Executive Function Brainfarts of Adult Professional Autistic Women

As I was getting dressed this morning, I found myself running around my bedroom naked like a crazyhead. I was looking for my bra, only to realize I had already put it on. Undefeated, I continued to silently talk myself down from the emotional ledge my mind puts me on when I become aware of executive function fails. There may be a pink blush spreading across my cheeks. That is the private showings of shame which I have the power to talk myself out of. “You are smart. You are beautiful. You are accomplished. Einstein couldn’t tie his own shoelaces. Now get yourself together, because that conference presentation won’t wait for you.”

Neurotypicals often joke about feeling stupid when they are searching for their eyeglasses, only to find them perched atop their heads. It’s usually me fumbling in my purse, patting the small front pocket where I keep my phone, just to “check” if my phone is there because opening the zipper to check with my eyes if the phone was inside, would require my brain to compute an inaccessible level of sensory-integrated instruction. All the while, the pocket-patting is making me feel muscle memory of what the purse always feels like with the phone in there, so it’s not registering the “lack of phone”, causing the frantic patting to increase. It takes more than an agonizing minute to realize that I already put the phone into my purse. “You are gifted. Your hair is stunning today. Mozart had no friends and died penniless and alone. Now get it together and go to that concert hall to perform.”

I sat at a panel with leading experts in my field at a lavish San Francisco hotel. The event was historic, especially for its inclusion of autistic scholars in the lineup. While I was able to hold my own throughout the intellectual discourse, I needed several days to recover from the sensory assault on my system. A week later, I went through my camera roll to find a photograph of a slide from a presentation I attended. I wanted to check the citation of the study which the presenter had referenced. That’s when I saw the photograph of myself wearing two different colored sandals. Staring at my phone, my eyes filled with angry tears. Did I really spend an en entire weekend with colleagues who thought it best not to say anything?

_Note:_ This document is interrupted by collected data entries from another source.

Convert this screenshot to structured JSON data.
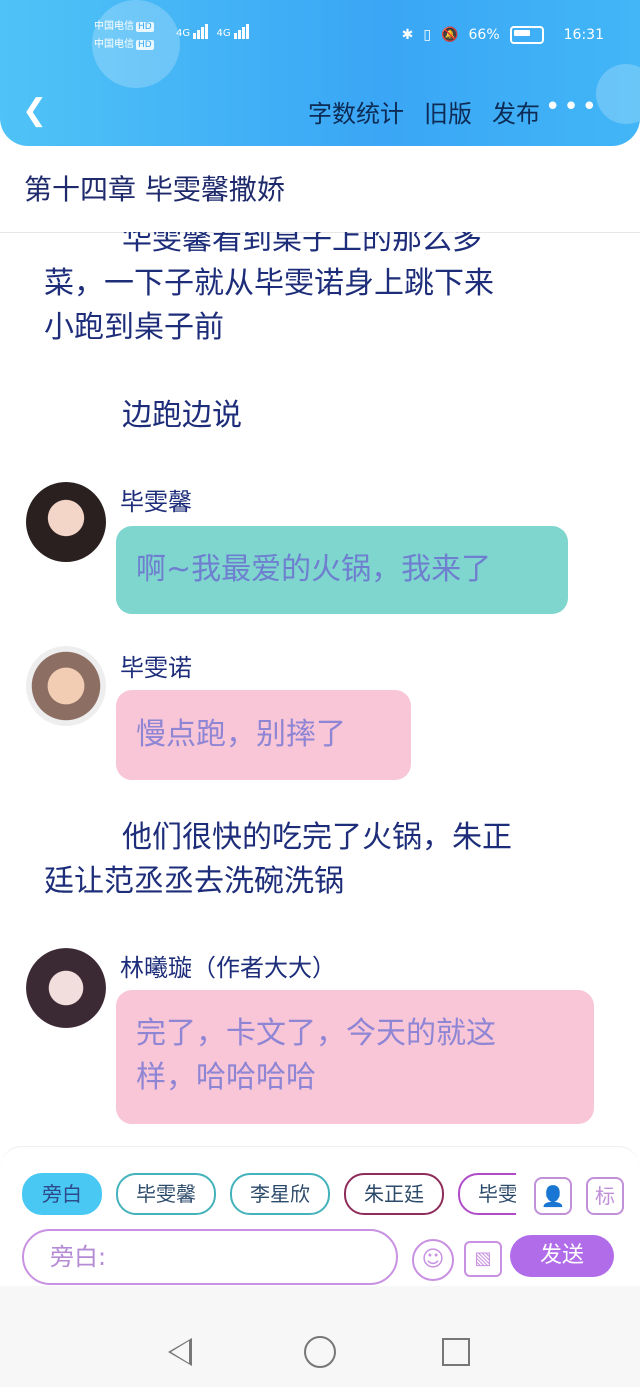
{
  "status_bar": {
    "carrier_1": "中国电信",
    "carrier_2": "中国电信",
    "hd": "HD",
    "network": "4G",
    "battery": "66%",
    "time": "16:31"
  },
  "header": {
    "actions": [
      "字数统计",
      "旧版",
      "发布"
    ],
    "more": "•••"
  },
  "chapter": {
    "title": "第十四章  毕雯馨撒娇"
  },
  "content": {
    "para1_partial": "华雯馨看到桌子上的那么多",
    "para1_line2": "菜，一下子就从毕雯诺身上跳下来",
    "para1_line3": "小跑到桌子前",
    "para2": "边跑边说",
    "msg1": {
      "name": "毕雯馨",
      "text": "啊~我最爱的火锅，我来了"
    },
    "msg2": {
      "name": "毕雯诺",
      "text": "慢点跑，别摔了"
    },
    "para3_line1": "他们很快的吃完了火锅，朱正",
    "para3_line2": "廷让范丞丞去洗碗洗锅",
    "msg3": {
      "name": "林曦璇（作者大大）",
      "line1": "完了，卡文了，今天的就这",
      "line2": "样，哈哈哈哈"
    }
  },
  "composer": {
    "chips": [
      "旁白",
      "毕雯馨",
      "李星欣",
      "朱正廷",
      "毕雯"
    ],
    "placeholder": "旁白:",
    "send": "发送",
    "mark": "标"
  },
  "colors": {
    "header": "#3aa6f5",
    "text": "#1d2d7a",
    "bubble_teal": "#7ed6cf",
    "bubble_pink": "#f8c6d6",
    "send": "#b16ce9"
  }
}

Granted, I wear the same brand and own several pairs in different colors. In California, anything goes and eccentricity is the norm. I wondered if I pushed myself too hard or if I had became a successful product of my environment’s overlooking acceptance powers. Has society really grown this much, or have people just become more silent of their intolerance? After Nikola Tesla’s wireless electricity project was shut down and he was silenced by the government about the Hindenburg airship disaster, Tesla said, “Our virtues and our failings are inseparable, like force and matter. When they separate, man is no more”. I yam what I yam.

4 thoughts on “Executive Function Brainfarts of Adult Professional Autistic Women

  1. This brought a smile to my face. So good to know I’m not alone in this! Honestly if any of my clients saw me wafting round the office knocking over cups of tea, standing by the printer waiting for documents I haven’t sent to print or talking through what I have to do today with myself, I’d be surprised if they wanted to employ me at all!

  2. I bet if you started a hashtag of #mismatchedclothingonacademics you will find so many responses:) Neurotypical and not….:P My Geography prof showed up to class with his sweater on backwards and different socks on….it happens

      • Over the years I taught, I had a number of interesting moments”–deletions, silly errors, odd statements, moments of fogginess, etc. It is normal, average, common. To those who become hysterical about such things–“Get a life!!!” They have obviously never taught or done much. If they are administrators–God help us–they are anal retentives! And yes–such twits exist. Funny how things go sideway in their lives, it is always “different!” Do your best–that is all you can do. As a dearly departed old colleague used to say,
        “Don’t let the bastards get you down!